1Advisor in Pediatrics and Pediatric Psychiatry, Children Teaching Hospital of Baghdad Medical City, Iraq

2Head, Iraq Headquarter of Copernicus Scientists International Panel, Baghdad, Iraq

Corresponding Author: Aamir Jalal Al Mosawi

Address: Department of Pediatrics, Children Teaching Hospital, Baghdad Medical City, Baghdad, Iraq; Tel: +964-7703930834; E-mail: almosawiaj@yahoo.com

Received date: 18 March 2020; Accepted date: 25 April 2020; Published date: 13 May 2020

Citation: Al Mosawi AJ. Chronic Cutaneous Disorders in Down syndrome Patients. J Health Care and Research. 2020 May 13;1(2):65-71.

Copyright © 2020 Al Mosawi AJ. This is an open-access article distributed under the Creative Commons Attribution License, which permits unrestricted use, distribution, and reproduction in any medium, provided the original work is properly cited.

Keywords: Cutaneous Disorders, Down Syndrome, Alopecia Areata, Tinea Corporis

 

Abstract

Background: Down syndrome is an extensively studied chromosomal disorder characterized by mental retardation and distinct physical manifestations, and it is the second most common cause of mental retardation in Iraqi children after idiopathic mental retardation. However, the chronic cutaneous conditions associated with the syndrome have received relatively inadequate attention. This paper aims to determine chronic cutaneous disorders persisting more than six months or reoccurring over six months in Down syndrome patients.

Patients and Methods: Twenty-seven patients (17 males and 10 females) with Down syndrome were observed at the Children Teaching Hospital of Baghdad medical City and the Medical Consultation Clinic of Iraq headquarter of Copernicus Scientists international panel in Baghdad during 2018 and 2019. Their ages when they were first seen ranged from 4 months to 30 years.
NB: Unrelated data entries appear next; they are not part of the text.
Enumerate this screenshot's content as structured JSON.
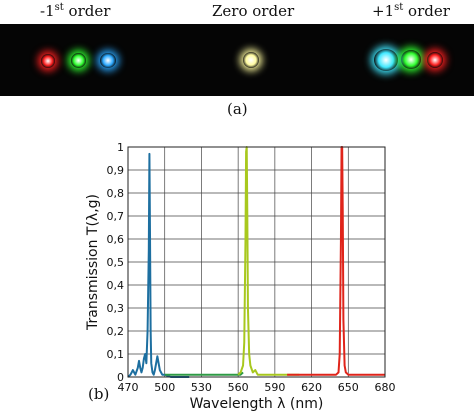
{
  "top_panel": {
    "label_minus": {
      "prefix": "-1",
      "sup": "st",
      "suffix": " order"
    },
    "label_zero": "Zero order",
    "label_plus": {
      "prefix": "+1",
      "sup": "st",
      "suffix": " order"
    },
    "panel_label": "(a)",
    "spot_colors": {
      "red": "#ff2020",
      "green": "#30ff30",
      "blue": "#2aa8ff",
      "yellow": "#fffba0",
      "cyan": "#40e8ff"
    }
  },
  "bottom_panel": {
    "panel_label": "(b)"
  },
  "chart_data": {
    "type": "line",
    "xlabel": "Wavelength λ (nm)",
    "ylabel": "Transmission T(λ,g)",
    "xlim": [
      470,
      680
    ],
    "ylim": [
      0,
      1
    ],
    "x_ticks": [
      470,
      500,
      530,
      560,
      590,
      620,
      650,
      680
    ],
    "y_ticks": [
      0,
      0.1,
      0.2,
      0.3,
      0.4,
      0.5,
      0.6,
      0.7,
      0.8,
      0.9,
      1
    ],
    "y_tick_labels": [
      "0",
      "0,1",
      "0,2",
      "0,3",
      "0,4",
      "0,5",
      "0,6",
      "0,7",
      "0,8",
      "0,9",
      "1"
    ],
    "grid": true,
    "series": [
      {
        "color": "#1d6fa0",
        "x": [
          470,
          472,
          474,
          476,
          478,
          479,
          480,
          481,
          482,
          483,
          484,
          485,
          486,
          487,
          487.5,
          488,
          488.5,
          489,
          490,
          491,
          492,
          493,
          494,
          495,
          496,
          497,
          498,
          500,
          505,
          510,
          520
        ],
        "y": [
          0,
          0.01,
          0.03,
          0.01,
          0.04,
          0.07,
          0.04,
          0.02,
          0.04,
          0.08,
          0.1,
          0.06,
          0.2,
          0.55,
          0.97,
          0.6,
          0.2,
          0.06,
          0.02,
          0.01,
          0.03,
          0.06,
          0.09,
          0.06,
          0.03,
          0.02,
          0.01,
          0.01,
          0,
          0,
          0
        ]
      },
      {
        "color": "#2e9a45",
        "x": [
          500,
          510,
          520,
          530,
          540,
          550,
          560,
          562,
          564
        ],
        "y": [
          0.01,
          0.01,
          0.01,
          0.01,
          0.01,
          0.01,
          0.01,
          0.01,
          0.02
        ]
      },
      {
        "color": "#a8c81e",
        "x": [
          560,
          562,
          564,
          565,
          566,
          566.5,
          567,
          567.5,
          568,
          569,
          570,
          572,
          574,
          576,
          580,
          590,
          600,
          610
        ],
        "y": [
          0.01,
          0.02,
          0.05,
          0.15,
          0.6,
          0.98,
          1.0,
          0.7,
          0.3,
          0.1,
          0.05,
          0.02,
          0.03,
          0.01,
          0.01,
          0.01,
          0.01,
          0.01
        ]
      },
      {
        "color": "#e0241a",
        "x": [
          600,
          610,
          620,
          630,
          640,
          642,
          643,
          644,
          644.5,
          645,
          645.5,
          646,
          647,
          648,
          650,
          660,
          670,
          680
        ],
        "y": [
          0.01,
          0.01,
          0.01,
          0.01,
          0.01,
          0.02,
          0.1,
          0.6,
          1.0,
          1.0,
          0.7,
          0.25,
          0.05,
          0.02,
          0.01,
          0.01,
          0.01,
          0.01
        ]
      }
    ]
  }
}
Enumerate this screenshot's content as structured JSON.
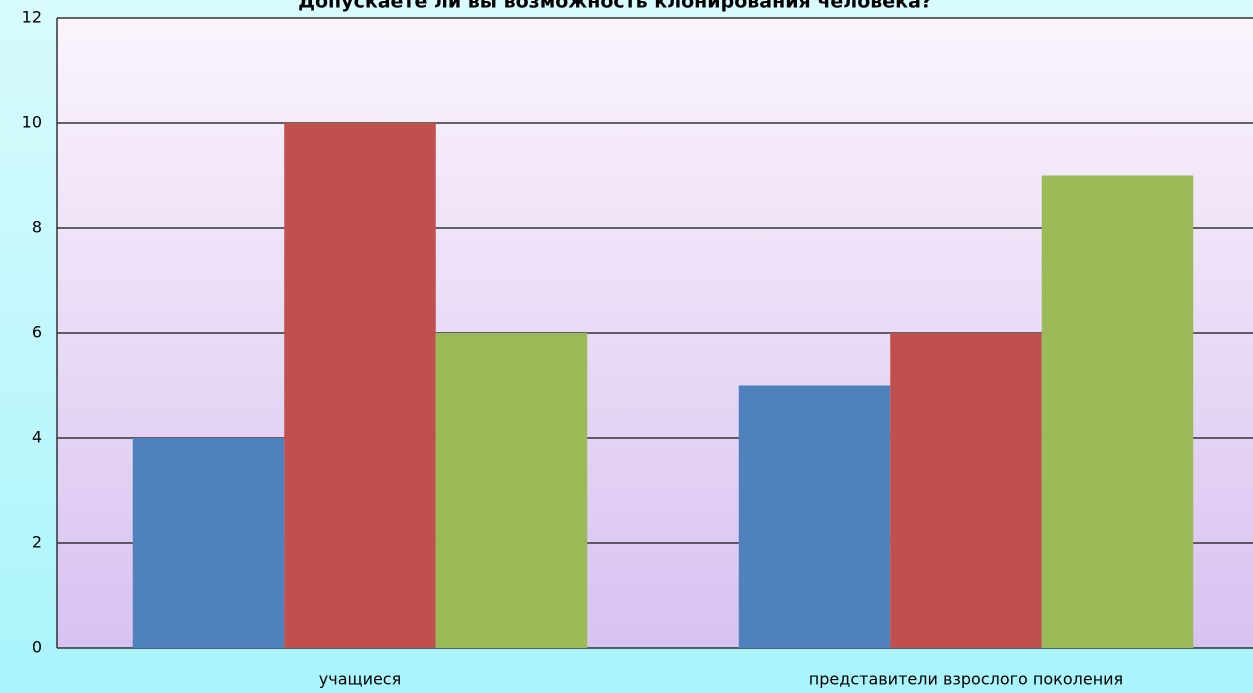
{
  "chart_data": {
    "type": "bar",
    "title": "Допускаете ли вы возможность клонирования человека?",
    "categories": [
      "учащиеся",
      "представители взрослого поколения"
    ],
    "series": [
      {
        "color": "#4f81bd",
        "values": [
          4,
          5
        ]
      },
      {
        "color": "#c0504d",
        "values": [
          10,
          6
        ]
      },
      {
        "color": "#9bbb59",
        "values": [
          6,
          9
        ]
      }
    ],
    "ylim": [
      0,
      12
    ],
    "yticks": [
      0,
      2,
      4,
      6,
      8,
      10,
      12
    ],
    "grid": true
  }
}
Results: Chronic cutaneous disorders were observed in four patients of the twenty-seven patients observed. Three patients including a thirteen-year-old girl and two boys had alopecia areata, and a man aged thirty years had familial baldness and Tinea corporis of the dorsum of the right hand.

Conclusions: This paper highlights the association between Down syndrome and Tinea corporis which has not been noticeably emphasized in the medical literature.